A gas occupies 10 liters at standard conditions. What volume will it occupy at 20 degrees celsius and 700 torr?
Use PV = nRT.
Convert torr to atm.
Convert C to Kelvin
To solve this problem, you can use the combined gas law equation, which relates the initial and final conditions of a gas. The combined gas law equation is:
(P1 * V1) / (T1) = (P2 * V2) / (T2),
where P1 and P2 are the initial and final pressures, V1 and V2 are the initial and final volumes, and T1 and T2 are the initial and final temperatures in Kelvin.
First, let's convert the initial temperature from degrees Celsius to Kelvin by adding 273.15:
T1 = 20°C + 273.15 = 293.15 K.
Next, we need to convert the initial volume from liters to a standard unit, which is usually expressed as cubic meters (m³). Since 1 cubic meter is equal to 1000 liters, we can convert 10 liters to cubic meters:
V1 = 10 L * (1 m³ / 1000 L) = 0.01 m³.
Now, we can substitute the given values into the combined gas law equation:
(P1 * V1) / T1 = (P2 * V2) / T2,
where P1 is the standard pressure at standard conditions (1 atm or 760 torr), V1 is 0.01 m³, T1 is 293.15 K, P2 is 700 torr, and T2 is the final temperature in Kelvin.
Let's solve for V2:
(1 atm * 0.01 m³) / 293.15 K = (700 torr * V2) / T2.

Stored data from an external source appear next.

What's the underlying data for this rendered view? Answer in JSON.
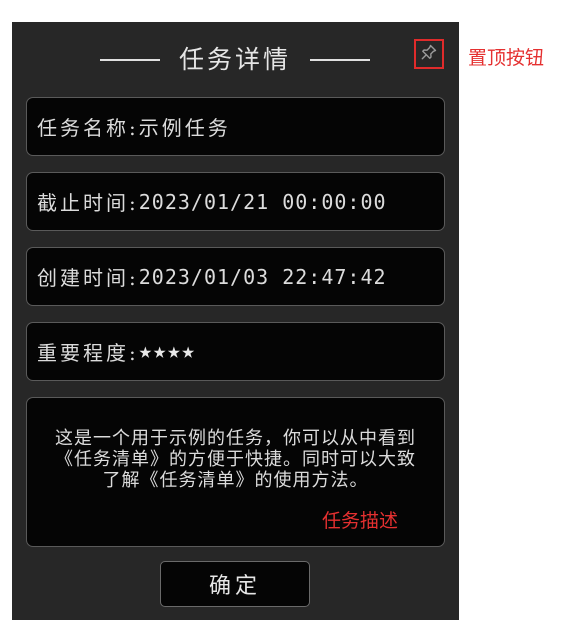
{
  "window": {
    "title": "任务详情"
  },
  "fields": {
    "name": {
      "label": "任务名称:",
      "value": "示例任务"
    },
    "deadline": {
      "label": "截止时间:",
      "value": "2023/01/21 00:00:00"
    },
    "created": {
      "label": "创建时间:",
      "value": "2023/01/03 22:47:42"
    },
    "importance": {
      "label": "重要程度:",
      "stars": "★★★★",
      "rating": 4
    }
  },
  "description": "这是一个用于示例的任务，你可以从中看到《任务清单》的方便于快捷。同时可以大致了解《任务清单》的使用方法。",
  "buttons": {
    "confirm": "确定"
  },
  "annotations": {
    "pin": "置顶按钮",
    "description": "任务描述"
  },
  "icons": {
    "pin": "pin-icon"
  },
  "colors": {
    "window_bg": "#272727",
    "field_bg": "#050505",
    "annotation": "#e53030"
  }
}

Since we know that 1 atm is equivalent to 760 torr and we want to find V2, we can rearrange the equation to solve for V2:
V2 = (1 atm * 0.01 m³ * T2) / (760 torr).
Since T2 is 20°C + 273.15 = 293.15 K, we can substitute this value into the equation:
V2 = (1 atm * 0.01 m³ * 293.15 K) / (760 torr).
Simplifying the equation gives us the final volume:
V2 = (0.00013086519 m³ * K) / (torr).
Now, we just need to convert the volume from cubic meters to liters by multiplying by 1000:
V2 = 0.13086519 L.
Therefore, the gas will occupy approximately 0.13 liters at 20 degrees Celsius and 700 torr.